Annotating Reference and Coreference In Dialogue Using Conversational Agents in games
A project funded by the EPSRC, grant number EP/W001632/1
The development of modern neural network architectures architectures such as the encoder/decoder model and the Transformer has brought about an explosion of interest in neural models for AI systems able to engage in conversations (aka conversational agents), reflected by a spike of published work, dedicated workshops, and industry-sponsored competitions and grants. While at first these models were applied to simple chatbots, the focus of research has been shifting towards conversational agents capable of engaging in more complex and task-oriented dialogue such as restaurant booking or question answering. But the results on these tasks show that while end-to-end architectures without dedicated models for semantic interpretation can work well for chatbots, conversational agents carrying out more complex tasks require greater ablity to handle such aspects of interpretation, and some form of modelling of context.
Among the aspects of natural language interpretation that require more advanced architectures are COREFERENCE and REFERENCE. For an example of the importance of coreference in dialog, consider the following except from a real-life chat conversation, where both participants continually use anaphoric expressions such as BOTH, THEY, IT, etc to refer to previously introduced entities such as Google or Microsoft.
- A:Are you a fan of Google or Microsoft?
- B:Both are excellent technology they are helpful in many ways. For the security purpose both are super.
- A:I'm not a huge fan of Google, but I use it a lot because I have to. I think they are a monopoly in some sense.
- B:Google provides online related services and products, which includes search engine and cloud computing.

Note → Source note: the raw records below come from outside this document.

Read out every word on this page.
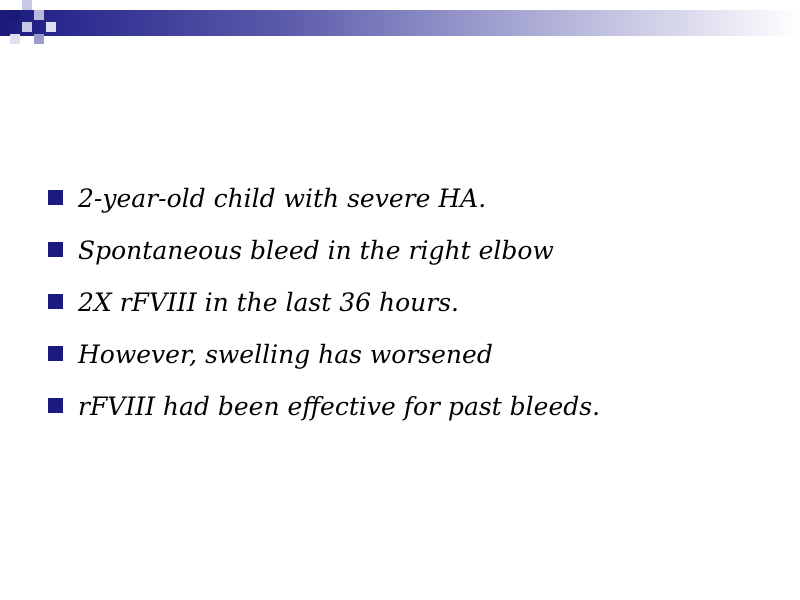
2-year-old child with severe HA.
Spontaneous bleed in the right elbow
2X rFVIII in the last 36 hours.
However, swelling has worsened
rFVIII had been effective for past bleeds.
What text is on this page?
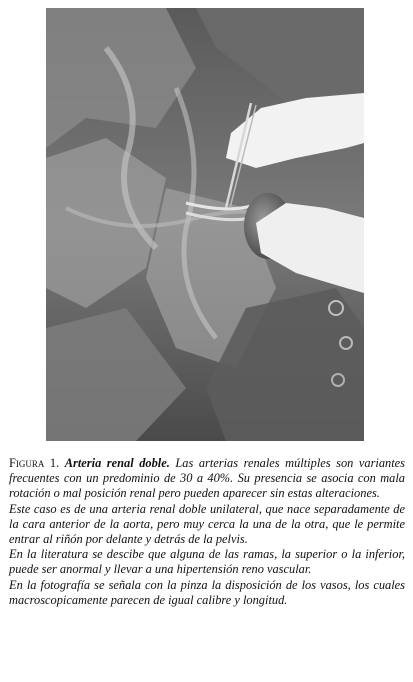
Figura 1. Arteria renal doble. Las arterias renales múltiples son variantes frecuentes con un predominio de 30 a 40%. Su presencia se asocia con mala rotación o mal posición renal pero pueden aparecer sin estas alteraciones.

Este caso es de una arteria renal doble unilateral, que nace separadamente de la cara anterior de la aorta, pero muy cerca la una de la otra, que le permite entrar al riñón por delante y detrás de la pelvis.

En la literatura se descibe que alguna de las ramas, la superior o la inferior, puede ser anormal y llevar a una hipertensión reno vascular.

En la fotografía se señala con la pinza la disposición de los vasos, los cuales macroscopicamente parecen de igual calibre y longitud.
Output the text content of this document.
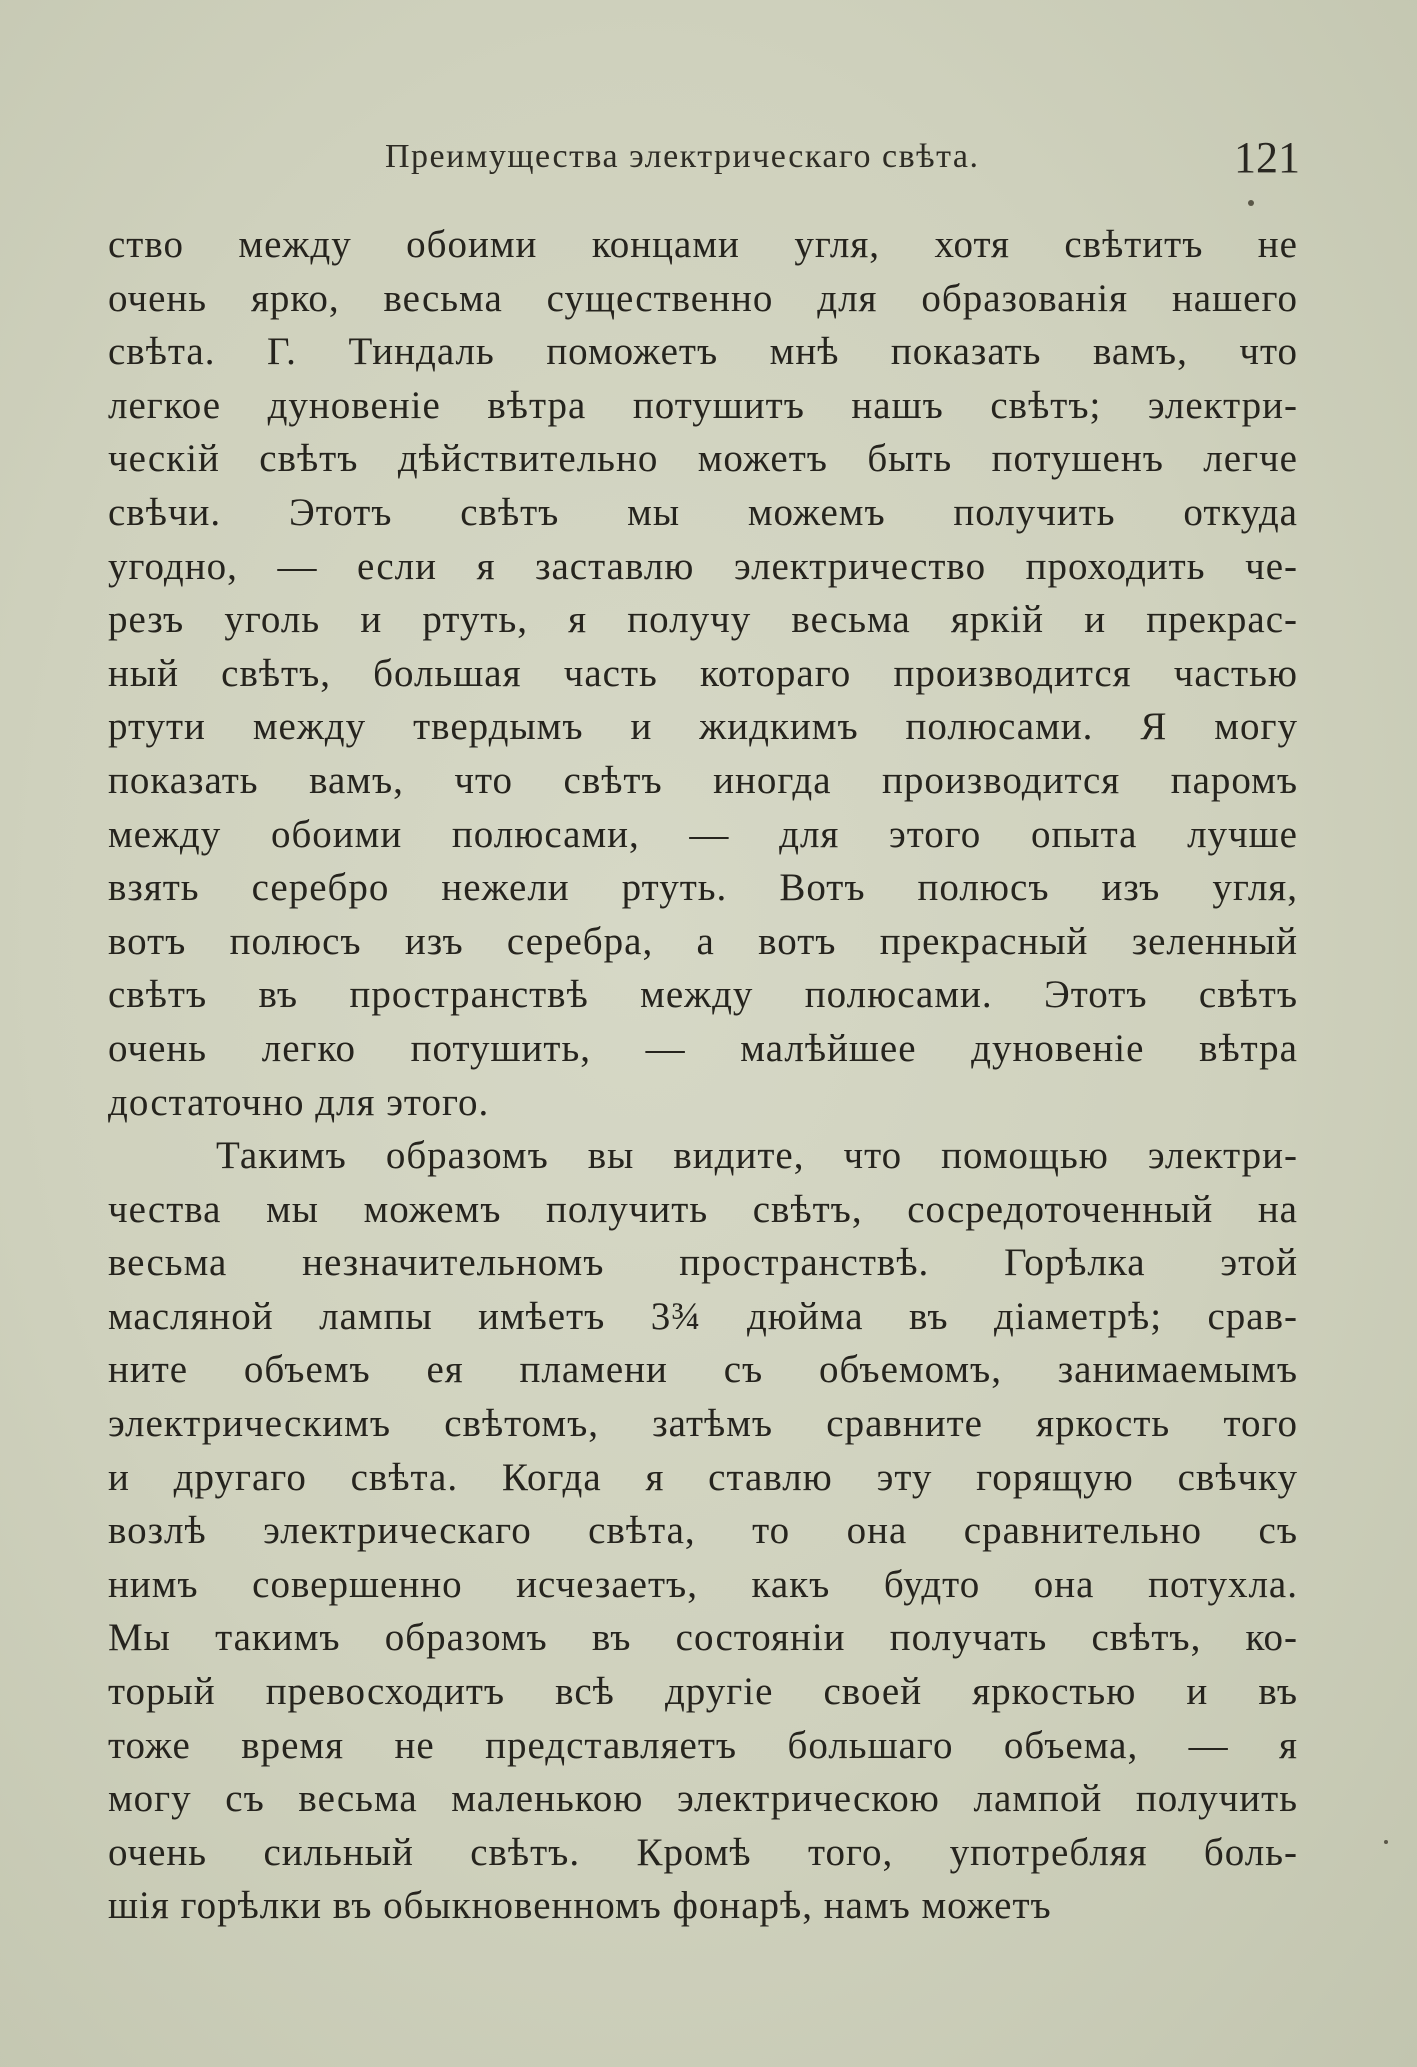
Преимущества электрическаго свѣта.	121
ство между обоими концами угля, хотя свѣтитъ не
очень ярко, весьма существенно для образованія нашего
свѣта. Г. Тиндаль поможетъ мнѣ показать вамъ, что
легкое дуновеніе вѣтра потушитъ нашъ свѣтъ; электри-
ческій свѣтъ дѣйствительно можетъ быть потушенъ легче
свѣчи. Этотъ свѣтъ мы можемъ получить откуда
угодно, — если я заставлю электричество проходить че-
резъ уголь и ртуть, я получу весьма яркій и прекрас-
ный свѣтъ, большая часть котораго производится частью
ртути между твердымъ и жидкимъ полюсами. Я могу
показать вамъ, что свѣтъ иногда производится паромъ
между обоими полюсами, — для этого опыта лучше
взять серебро нежели ртуть. Вотъ полюсъ изъ угля,
вотъ полюсъ изъ серебра, а вотъ прекрасный зеленный
свѣтъ въ пространствѣ между полюсами. Этотъ свѣтъ
очень легко потушить, — малѣйшее дуновеніе вѣтра
достаточно для этого.
Такимъ образомъ вы видите, что помощью электри-
чества мы можемъ получить свѣтъ, сосредоточенный на
весьма незначительномъ пространствѣ. Горѣлка этой
масляной лампы имѣетъ 3¾ дюйма въ діаметрѣ; срав-
ните объемъ ея пламени съ объемомъ, занимаемымъ
электрическимъ свѣтомъ, затѣмъ сравните яркость того
и другаго свѣта. Когда я ставлю эту горящую свѣчку
возлѣ электрическаго свѣта, то она сравнительно съ
нимъ совершенно исчезаетъ, какъ будто она потухла.
Мы такимъ образомъ въ состояніи получать свѣтъ, ко-
торый превосходитъ всѣ другіе своей яркостью и въ
тоже время не представляетъ большаго объема, — я
могу съ весьма маленькою электрическою лампой получить
очень сильный свѣтъ. Кромѣ того, употребляя боль-
шія горѣлки въ обыкновенномъ фонарѣ, намъ можетъ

- A:Yeah, their services are good. I'm just not a fan of intrusive they can be on our personal lives
Enriching conversational agents with the ability to carry out these forms of interpretation raises two issues. First, developing models for these tasks requires specific training data: most deep-learning architectures are trained on large amounts of freely available written text. Training a coreference resolver on written text and domain-adapting it to dialogue however has proven ineffective as coreference in dialogue involves different phenomena and is more involved than coreference in text. Second, the developed architectures require specific modules that enable them to interpret coreference and reference. Our group has pioneered the use of Games-With-A-Purpose (GWAPs) to collect data for NLP, resulting in the largest NLP dataset collected using GWAPs or indeed crowdsourcing. But there is a fundamental difference between conversation and written text: the latter is designed to be read by third parties, whereas research has shown that overhearers to a conversation only acquire a partial understanding of what was said.

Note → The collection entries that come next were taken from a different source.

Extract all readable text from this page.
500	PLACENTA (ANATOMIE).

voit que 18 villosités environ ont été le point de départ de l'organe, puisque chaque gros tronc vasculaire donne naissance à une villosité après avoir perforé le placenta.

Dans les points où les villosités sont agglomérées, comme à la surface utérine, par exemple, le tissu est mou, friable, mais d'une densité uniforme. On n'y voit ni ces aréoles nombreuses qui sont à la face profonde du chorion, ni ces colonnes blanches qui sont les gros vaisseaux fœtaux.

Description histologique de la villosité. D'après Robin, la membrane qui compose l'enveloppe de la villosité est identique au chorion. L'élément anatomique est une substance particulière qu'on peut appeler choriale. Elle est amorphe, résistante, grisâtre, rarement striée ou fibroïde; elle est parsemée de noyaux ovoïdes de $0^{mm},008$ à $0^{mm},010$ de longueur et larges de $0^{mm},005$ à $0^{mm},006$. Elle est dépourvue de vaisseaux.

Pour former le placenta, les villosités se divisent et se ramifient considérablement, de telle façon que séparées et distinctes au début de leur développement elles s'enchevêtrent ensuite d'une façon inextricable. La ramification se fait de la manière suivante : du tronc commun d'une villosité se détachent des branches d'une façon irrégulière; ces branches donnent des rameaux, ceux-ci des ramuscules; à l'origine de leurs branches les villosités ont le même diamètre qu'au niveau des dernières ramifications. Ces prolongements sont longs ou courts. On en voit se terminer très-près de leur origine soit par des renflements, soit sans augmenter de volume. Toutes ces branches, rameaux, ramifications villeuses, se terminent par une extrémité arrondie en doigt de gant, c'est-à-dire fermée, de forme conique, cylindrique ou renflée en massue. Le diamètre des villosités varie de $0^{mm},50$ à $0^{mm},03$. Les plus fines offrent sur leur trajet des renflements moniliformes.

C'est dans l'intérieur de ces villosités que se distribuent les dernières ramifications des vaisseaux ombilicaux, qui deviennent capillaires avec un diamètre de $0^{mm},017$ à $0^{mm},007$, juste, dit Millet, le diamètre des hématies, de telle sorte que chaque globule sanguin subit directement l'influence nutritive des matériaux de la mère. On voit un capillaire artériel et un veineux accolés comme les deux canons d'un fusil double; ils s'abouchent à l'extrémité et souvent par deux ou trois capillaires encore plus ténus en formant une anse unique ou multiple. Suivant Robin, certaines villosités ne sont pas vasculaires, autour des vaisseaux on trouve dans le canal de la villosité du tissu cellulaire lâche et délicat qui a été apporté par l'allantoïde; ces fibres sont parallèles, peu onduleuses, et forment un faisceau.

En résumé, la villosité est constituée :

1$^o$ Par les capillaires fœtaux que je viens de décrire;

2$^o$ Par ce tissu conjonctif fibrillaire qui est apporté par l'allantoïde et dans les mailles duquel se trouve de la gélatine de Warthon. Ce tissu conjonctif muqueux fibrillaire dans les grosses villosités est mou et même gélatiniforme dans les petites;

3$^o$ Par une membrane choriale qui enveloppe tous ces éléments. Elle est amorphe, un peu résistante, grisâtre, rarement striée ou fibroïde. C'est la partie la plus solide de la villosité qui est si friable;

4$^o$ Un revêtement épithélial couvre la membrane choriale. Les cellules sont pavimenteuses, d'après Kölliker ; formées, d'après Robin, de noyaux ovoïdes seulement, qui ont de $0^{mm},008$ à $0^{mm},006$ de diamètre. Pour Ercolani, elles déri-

OUR PROPOSED SOLUTION to the problem of creating large annotated datasets of coreference and reference interpretation in conversation is to collect the judgments for anaphoric and referential information via GAMES IN WHICH CONVERSATIONAL AGENTS INTERACT WITH HUMAN PLAYERS AND EVOLVE BY ACQUIRING INFORMATION FROM THEM. This idea builds on recent work by Facebook and Microsoft, among others, that pioneered the use of conversational agents in games to collect data about dialogue, and of Hockenmaier and her lab. Our agents will be deployed in gaming platforms such as LIGHT and MINECRAFT in collaboration with these labs. But whereas in previous work conversational agents only interact with the aim to improve their end-to-end behavior, in the proposed project we will develop artificial agents able to improve their ability to interpret coreference and reference by collecting judgments about these interpretation aspects via CLARIFICATION QUESTIONS to the players at appropriate moments, which can also be used to annotate a dataset.